An incredible energy vibrated throughout the venue of Christopher John Rogers’ first runway show, one of the most anticipated of this fashion week.

Numerous other designers — including Diane von Furstenberg, for whom Rogers used to work; Joseph Altuzarra; Pyer Moss’ Kerby Jean-Raymond; Alejandra Alonso Rojas; Victor Glemaud; Danielle Frankel, and Adam Selman — were seated front row, expressing their support for one of American fashion’s most promising talents.

Rogers, a finalist in this year’s CFDA/Vogue Fashion Fund Awards, was the picture of calm backstage before the show, where he revealed that the concept of “clowns on vacation” inspired his spring collection.

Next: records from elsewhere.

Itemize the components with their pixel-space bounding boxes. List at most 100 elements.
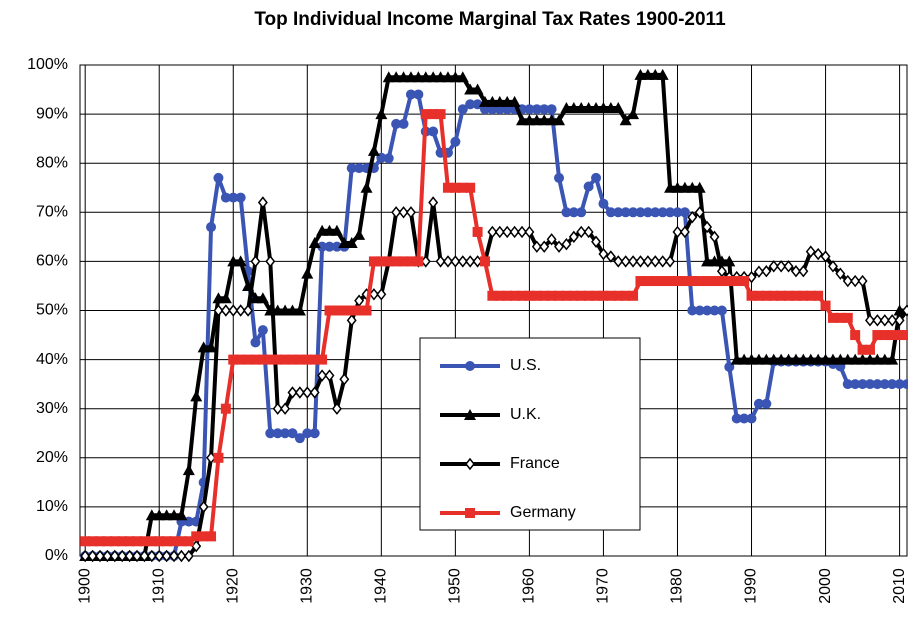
marker	[272, 402, 283, 415]
marker	[805, 245, 816, 258]
x-tick-label: 1990	[743, 568, 760, 604]
marker	[576, 290, 587, 301]
marker	[139, 549, 150, 563]
marker	[353, 228, 366, 240]
marker	[302, 354, 313, 365]
marker	[465, 182, 476, 193]
marker	[398, 256, 409, 267]
marker	[546, 233, 557, 246]
marker	[872, 379, 883, 390]
marker	[272, 428, 283, 439]
x-tick-label: 1950	[447, 568, 464, 604]
marker	[183, 536, 194, 547]
series	[80, 109, 908, 547]
marker	[656, 68, 669, 80]
marker	[361, 305, 372, 316]
marker	[383, 153, 394, 164]
marker	[576, 207, 587, 218]
marker	[894, 379, 905, 390]
marker	[820, 250, 831, 263]
marker	[331, 241, 342, 252]
marker	[219, 292, 232, 304]
marker	[487, 290, 498, 301]
marker	[835, 267, 846, 280]
marker	[783, 290, 794, 301]
marker	[265, 255, 276, 268]
x-tick-label: 1920	[224, 568, 241, 604]
marker	[146, 536, 157, 547]
marker	[183, 549, 194, 563]
marker	[428, 126, 439, 137]
marker	[657, 276, 668, 287]
marker	[524, 290, 535, 301]
marker	[309, 428, 320, 439]
marker	[317, 354, 328, 365]
marker	[827, 312, 838, 323]
marker	[80, 536, 91, 547]
marker	[206, 222, 217, 233]
marker	[568, 290, 579, 301]
marker	[546, 290, 557, 301]
marker	[450, 182, 461, 193]
marker	[902, 330, 908, 341]
marker	[753, 265, 764, 278]
marker	[456, 71, 469, 83]
marker	[250, 337, 261, 348]
marker	[687, 276, 698, 287]
marker	[583, 225, 594, 239]
marker	[109, 536, 120, 547]
marker	[731, 276, 742, 287]
marker	[650, 207, 661, 218]
marker	[324, 241, 335, 252]
marker	[472, 226, 483, 237]
marker	[95, 549, 105, 563]
marker	[457, 182, 468, 193]
marker	[702, 305, 713, 316]
marker	[428, 196, 439, 209]
marker	[628, 255, 639, 268]
marker	[798, 265, 809, 278]
marker	[842, 274, 853, 288]
marker	[887, 379, 898, 390]
marker	[665, 255, 676, 268]
marker	[376, 256, 387, 267]
marker	[124, 549, 135, 563]
x-tick-label: 1940	[373, 568, 390, 604]
marker	[687, 211, 698, 224]
marker	[354, 163, 365, 174]
x-tick-label: 1910	[150, 568, 167, 604]
marker	[739, 276, 750, 287]
marker	[761, 265, 772, 278]
y-tick-label: 100%	[27, 56, 68, 73]
marker	[517, 290, 528, 301]
marker	[635, 276, 646, 287]
marker	[324, 369, 335, 382]
marker	[405, 256, 416, 267]
marker	[175, 509, 188, 521]
marker	[524, 225, 535, 239]
marker	[850, 379, 861, 390]
marker	[894, 314, 905, 327]
marker	[354, 305, 365, 316]
marker	[561, 238, 572, 251]
marker	[724, 276, 735, 287]
marker	[293, 304, 306, 316]
marker	[109, 549, 120, 563]
marker	[471, 83, 484, 95]
x-tick-label: 2000	[817, 568, 834, 604]
marker	[309, 386, 320, 399]
marker	[308, 236, 321, 248]
marker	[709, 230, 720, 244]
y-tick-label: 30%	[36, 400, 68, 417]
marker	[405, 89, 416, 100]
marker	[842, 312, 853, 323]
marker	[294, 433, 305, 444]
marker	[450, 255, 461, 268]
marker	[228, 354, 239, 365]
marker	[205, 341, 218, 353]
marker	[546, 104, 557, 115]
marker	[272, 354, 283, 365]
marker	[368, 256, 379, 267]
marker	[94, 536, 105, 547]
marker	[420, 109, 431, 120]
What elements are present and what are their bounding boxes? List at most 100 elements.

“I really looked at the idea of clowns and Italian and French Pierrots, characters that make you laugh,” said the designer, adding that he also combined period references — from both 1919 and the Eighties — which were reflected in drop waists and puffy volumes that popped up here and there.

In keeping with the Pierrot theme, Rogers opened the show with a hyper-puffy iridescent green dress featuring a maxi collar that framed the face, while a tiger-print frock had a low waist defined by a duchesse sash with a giant bow, an effect also seen on a charming skirt suit splashed with an upholstery-inspired floral pattern. Different checkered motifs were mixed and matched on a ruffled top paired with a tiered wrap skirt, its flamboyancy counterbalanced by a chic emerald tailored suit decorated with a charming black flower.

Neon colors, shimmering effects, clashing print combinations and super puffy volumes definitely stole the spotlight. And for all the over-the-top exuberance, Rogers proved he was able to deliver more wearable options that will appeal to real customers: The silk shirts punctuated by micro-crystal floral embroideries, the voluminous pants worn with a belted white blazer, as well as a streamlined pencil skirt paired with a silk top that exuded timeless elegance, were desirable options for women keen to amp up their wardrobe with pieces that work the easy side of flamboyance.

Often outrageous and irreverent, the collection exuded a joie de vivre, passion and creativity. Rogers showed an impressive — and daring — color sensibility, taking some risks by challenging the limits between good and bad taste. He never crossed the line, however, thanks to a personal fashion language rooted in irony and playfulness.

Did Rogers’ guests like the show? They actually went wild when he took a bow. A sign of good things to come!